Hace 33 años, el 5 de julio de 1984, Diego Armando Maradona hacía su presentación como jugador del Nápoli en el estadio San Paolo de esa ciudad del sur de Italia.
80.000 personas fueron al estadio a cancha ese día sólo para verlo lucir la camiseta celeste de la institución napolitana, la que nunca había logrado el título de la primera división del fútbol italiano en sus -para entonces- casi 60 años de historia.
Fue un amor a primera vista. Diego se enamoró de Nápoles tanto como su gente de él.
El mejor jugador del mundo -para muchos, y me incluyo, el mejor de todos los tiempos- se identificó con las esperanzas, tantas veces postergadas, de quienes soñaban con una alegría que parecía inalcanzable. Se identificó también con el Sur pobre, postergado, ansioso de demostrar su valía aunque más no fuera en el terreno deportivo.
Maradona no los defraudó. Los llevó a la victoria en dos campeonatos inolvidables, 1987 y 1990 fueron los dos primeros trofeos del Napoli en la máxima categoría del Calcio. También fueron -hasta hoy- los únicos.
La pasión napolitana por su ídolo nunca cesó. La camiseta del “10” sigue siendo el máximo símbolo del club y la leyenda de Maradona creció año a año.
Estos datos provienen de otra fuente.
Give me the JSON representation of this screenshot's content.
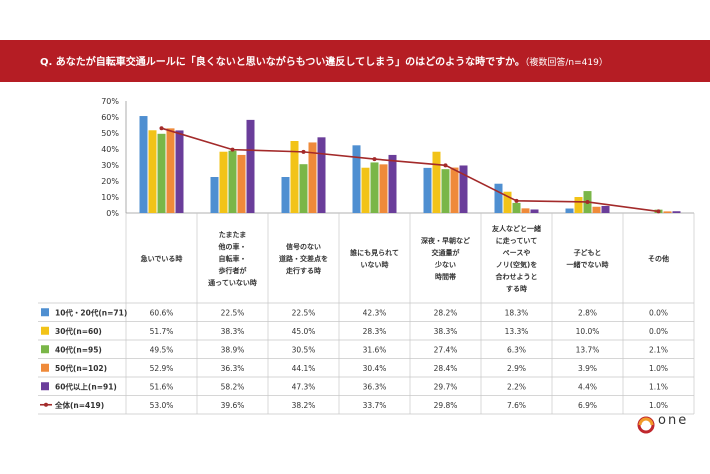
{
  "header": {
    "question": "Q. あなたが自転車交通ルールに「良くないと思いながらもつい違反してしまう」のはどのような時ですか。",
    "note": "（複数回答/n=419）"
  },
  "logo": {
    "text": "one",
    "subtext": ""
  },
  "chart_data": {
    "type": "bar",
    "ylim": [
      0,
      70
    ],
    "yticks": [
      "0%",
      "10%",
      "20%",
      "30%",
      "40%",
      "50%",
      "60%",
      "70%"
    ],
    "categories": [
      "急いでいる時",
      "たまたま\n他の車・\n自転車・\n歩行者が\n通っていない時",
      "信号のない\n道路・交差点を\n走行する時",
      "誰にも見られて\nいない時",
      "深夜・早朝など\n交通量が\n少ない\n時間帯",
      "友人などと一緒\nに走っていて\nペースや\nノリ(空気)を\n合わせようと\nする時",
      "子どもと\n一緒でない時",
      "その他"
    ],
    "series": [
      {
        "name": "10代・20代(n=71)",
        "color": "#4f8fd1",
        "values": [
          60.6,
          22.5,
          22.5,
          42.3,
          28.2,
          18.3,
          2.8,
          0.0
        ],
        "labels": [
          "60.6%",
          "22.5%",
          "22.5%",
          "42.3%",
          "28.2%",
          "18.3%",
          "2.8%",
          "0.0%"
        ]
      },
      {
        "name": "30代(n=60)",
        "color": "#f2c318",
        "values": [
          51.7,
          38.3,
          45.0,
          28.3,
          38.3,
          13.3,
          10.0,
          0.0
        ],
        "labels": [
          "51.7%",
          "38.3%",
          "45.0%",
          "28.3%",
          "38.3%",
          "13.3%",
          "10.0%",
          "0.0%"
        ]
      },
      {
        "name": "40代(n=95)",
        "color": "#7ab648",
        "values": [
          49.5,
          38.9,
          30.5,
          31.6,
          27.4,
          6.3,
          13.7,
          2.1
        ],
        "labels": [
          "49.5%",
          "38.9%",
          "30.5%",
          "31.6%",
          "27.4%",
          "6.3%",
          "13.7%",
          "2.1%"
        ]
      },
      {
        "name": "50代(n=102)",
        "color": "#ef8a3a",
        "values": [
          52.9,
          36.3,
          44.1,
          30.4,
          28.4,
          2.9,
          3.9,
          1.0
        ],
        "labels": [
          "52.9%",
          "36.3%",
          "44.1%",
          "30.4%",
          "28.4%",
          "2.9%",
          "3.9%",
          "1.0%"
        ]
      },
      {
        "name": "60代以上(n=91)",
        "color": "#6a3d9a",
        "values": [
          51.6,
          58.2,
          47.3,
          36.3,
          29.7,
          2.2,
          4.4,
          1.1
        ],
        "labels": [
          "51.6%",
          "58.2%",
          "47.3%",
          "36.3%",
          "29.7%",
          "2.2%",
          "4.4%",
          "1.1%"
        ]
      },
      {
        "name": "全体(n=419)",
        "color": "#a32a2a",
        "kind": "line",
        "values": [
          53.0,
          39.6,
          38.2,
          33.7,
          29.8,
          7.6,
          6.9,
          1.0
        ],
        "labels": [
          "53.0%",
          "39.6%",
          "38.2%",
          "33.7%",
          "29.8%",
          "7.6%",
          "6.9%",
          "1.0%"
        ]
      }
    ],
    "grid": false,
    "legend": "table-left"
  }
}
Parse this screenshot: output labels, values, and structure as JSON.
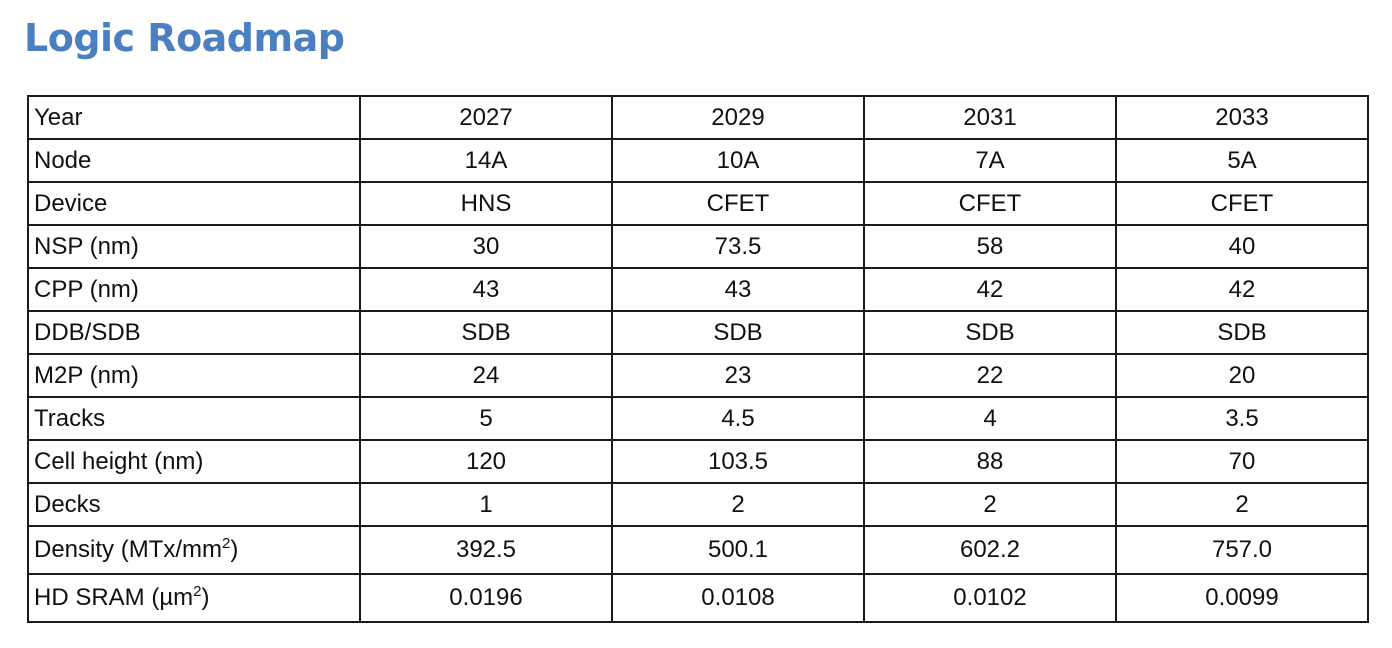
{
  "title": "Logic Roadmap",
  "colors": {
    "title": "#4a7fc1",
    "border": "#1a1a1a",
    "text": "#111111"
  },
  "table": {
    "rows": [
      {
        "label": "Year",
        "values": [
          "2027",
          "2029",
          "2031",
          "2033"
        ]
      },
      {
        "label": "Node",
        "values": [
          "14A",
          "10A",
          "7A",
          "5A"
        ]
      },
      {
        "label": "Device",
        "values": [
          "HNS",
          "CFET",
          "CFET",
          "CFET"
        ]
      },
      {
        "label": "NSP (nm)",
        "values": [
          "30",
          "73.5",
          "58",
          "40"
        ]
      },
      {
        "label": "CPP (nm)",
        "values": [
          "43",
          "43",
          "42",
          "42"
        ]
      },
      {
        "label": "DDB/SDB",
        "values": [
          "SDB",
          "SDB",
          "SDB",
          "SDB"
        ]
      },
      {
        "label": "M2P (nm)",
        "values": [
          "24",
          "23",
          "22",
          "20"
        ]
      },
      {
        "label": "Tracks",
        "values": [
          "5",
          "4.5",
          "4",
          "3.5"
        ]
      },
      {
        "label": "Cell height (nm)",
        "values": [
          "120",
          "103.5",
          "88",
          "70"
        ]
      },
      {
        "label": "Decks",
        "values": [
          "1",
          "2",
          "2",
          "2"
        ]
      },
      {
        "label": "Density (MTx/mm",
        "label_sup": "2",
        "label_tail": ")",
        "values": [
          "392.5",
          "500.1",
          "602.2",
          "757.0"
        ]
      },
      {
        "label": "HD SRAM (µm",
        "label_sup": "2",
        "label_tail": ")",
        "values": [
          "0.0196",
          "0.0108",
          "0.0102",
          "0.0099"
        ]
      }
    ]
  }
}
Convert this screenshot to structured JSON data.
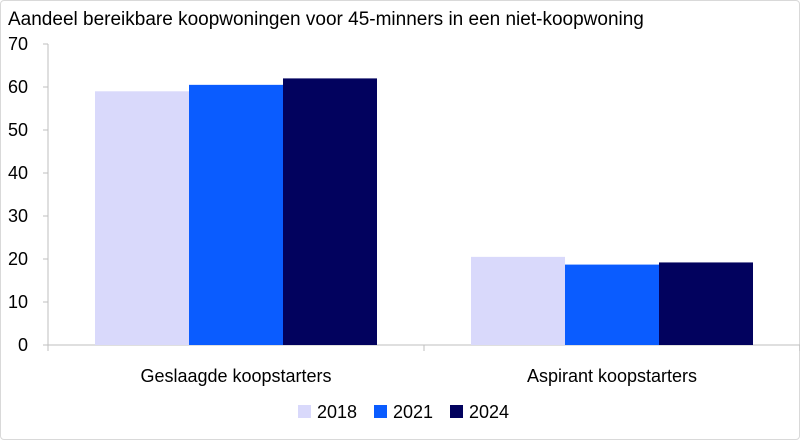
{
  "chart_data": {
    "type": "bar",
    "title": "Aandeel bereikbare koopwoningen voor 45-minners in een niet-koopwoning",
    "xlabel": "",
    "ylabel": "",
    "categories": [
      "Geslaagde koopstarters",
      "Aspirant koopstarters"
    ],
    "series": [
      {
        "name": "2018",
        "color": "#d9d9fb",
        "values": [
          59,
          20.5
        ]
      },
      {
        "name": "2021",
        "color": "#0a5cff",
        "values": [
          60.5,
          18.7
        ]
      },
      {
        "name": "2024",
        "color": "#02025e",
        "values": [
          62,
          19.2
        ]
      }
    ],
    "ylim": [
      0,
      70
    ],
    "yticks": [
      0,
      10,
      20,
      30,
      40,
      50,
      60,
      70
    ],
    "grid": false,
    "legend_position": "bottom"
  }
}
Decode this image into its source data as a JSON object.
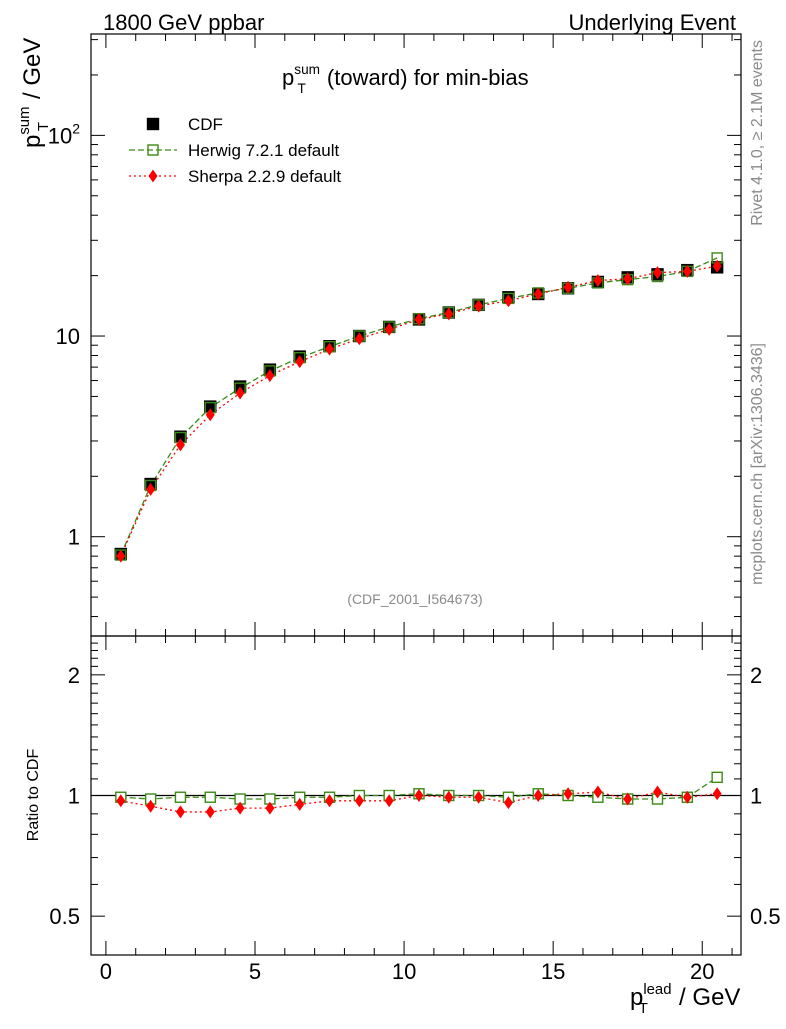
{
  "header": {
    "left": "1800 GeV ppbar",
    "right": "Underlying Event"
  },
  "side_labels": {
    "rivet": "Rivet 4.1.0, ≥ 2.1M events",
    "source": "mcplots.cern.ch [arXiv:1306.3436]"
  },
  "analysis_tag": "(CDF_2001_I564673)",
  "colors": {
    "cdf": "#000000",
    "herwig": "#3a8a14",
    "sherpa": "#ff0000",
    "tag": "#8a8a8a"
  },
  "chart_data": [
    {
      "type": "line",
      "panel": "main",
      "title": {
        "base": "p",
        "sup": "sum",
        "sub": "T",
        "rest": " (toward) for min-bias"
      },
      "ylabel": {
        "base": "p",
        "sup": "sum",
        "sub": "T",
        "rest": " / GeV"
      },
      "xlabel": "",
      "yscale": "log",
      "xlim": [
        -0.5,
        21.3
      ],
      "ylim": [
        0.32,
        320
      ],
      "ytick_labels": [
        {
          "value": 1,
          "base": "1",
          "exp": ""
        },
        {
          "value": 10,
          "base": "10",
          "exp": ""
        },
        {
          "value": 100,
          "base": "10",
          "exp": "2"
        }
      ],
      "legend": {
        "position": "top-left",
        "entries": [
          {
            "key": "cdf",
            "label": "CDF"
          },
          {
            "key": "herwig",
            "label": "Herwig 7.2.1 default"
          },
          {
            "key": "sherpa",
            "label": "Sherpa 2.2.9 default"
          }
        ]
      },
      "x": [
        0.5,
        1.5,
        2.5,
        3.5,
        4.5,
        5.5,
        6.5,
        7.5,
        8.5,
        9.5,
        10.5,
        11.5,
        12.5,
        13.5,
        14.5,
        15.5,
        16.5,
        17.5,
        18.5,
        19.5,
        20.5
      ],
      "series": [
        {
          "key": "cdf",
          "name": "CDF",
          "values": [
            0.82,
            1.83,
            3.15,
            4.45,
            5.6,
            6.8,
            7.9,
            8.9,
            10.0,
            11.1,
            12.1,
            13.1,
            14.3,
            15.6,
            16.2,
            17.3,
            18.6,
            19.6,
            20.3,
            21.3,
            22.0
          ]
        },
        {
          "key": "herwig",
          "name": "Herwig 7.2.1 default",
          "values": [
            0.81,
            1.8,
            3.12,
            4.4,
            5.5,
            6.7,
            7.8,
            8.85,
            10.0,
            11.1,
            12.2,
            13.1,
            14.3,
            15.4,
            16.4,
            17.3,
            18.4,
            19.1,
            19.8,
            21.0,
            24.5
          ]
        },
        {
          "key": "sherpa",
          "name": "Sherpa 2.2.9 default",
          "values": [
            0.8,
            1.72,
            2.87,
            4.05,
            5.2,
            6.35,
            7.45,
            8.6,
            9.7,
            10.8,
            12.1,
            12.9,
            14.1,
            15.0,
            16.2,
            17.5,
            18.9,
            19.3,
            20.7,
            21.0,
            22.3
          ]
        }
      ]
    },
    {
      "type": "line",
      "panel": "ratio",
      "ylabel": "Ratio to CDF",
      "xlabel": {
        "base": "p",
        "sup": "lead",
        "sub": "T",
        "rest": " / GeV"
      },
      "yscale": "log",
      "xlim": [
        -0.5,
        21.3
      ],
      "ylim": [
        0.4,
        2.5
      ],
      "ytick_labels": [
        "0.5",
        "1",
        "2"
      ],
      "xtick_labels": [
        "0",
        "5",
        "10",
        "15",
        "20"
      ],
      "x": [
        0.5,
        1.5,
        2.5,
        3.5,
        4.5,
        5.5,
        6.5,
        7.5,
        8.5,
        9.5,
        10.5,
        11.5,
        12.5,
        13.5,
        14.5,
        15.5,
        16.5,
        17.5,
        18.5,
        19.5,
        20.5
      ],
      "series": [
        {
          "key": "herwig",
          "name": "Herwig 7.2.1 default",
          "values": [
            0.99,
            0.98,
            0.99,
            0.99,
            0.98,
            0.98,
            0.99,
            0.99,
            1.0,
            1.0,
            1.01,
            1.0,
            1.0,
            0.99,
            1.01,
            1.0,
            0.99,
            0.98,
            0.98,
            0.99,
            1.11
          ]
        },
        {
          "key": "sherpa",
          "name": "Sherpa 2.2.9 default",
          "values": [
            0.97,
            0.94,
            0.91,
            0.91,
            0.93,
            0.93,
            0.95,
            0.97,
            0.97,
            0.97,
            1.0,
            0.99,
            0.99,
            0.96,
            1.0,
            1.01,
            1.02,
            0.98,
            1.02,
            0.99,
            1.01
          ]
        }
      ],
      "reference": 1
    }
  ]
}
Hoy la ciudad le entrega la máxima distinción, la de ciudadano ilustre. Como no podía ser de otro modo, todo Nápoles, desbordada desde su arribo, se reune para homenajearlo, para disfrutar nuevamente de su presencia, para reafirmar a través de su figura la identidad napolitana.
Entre ellos hay numerosos jóvenes que jamás lo vieron jugar pero que recibieron de sus padres esa suerte de ritual maradoniano, el amor incondicional por quien les dio esa porción de gloria que siempre recordarán.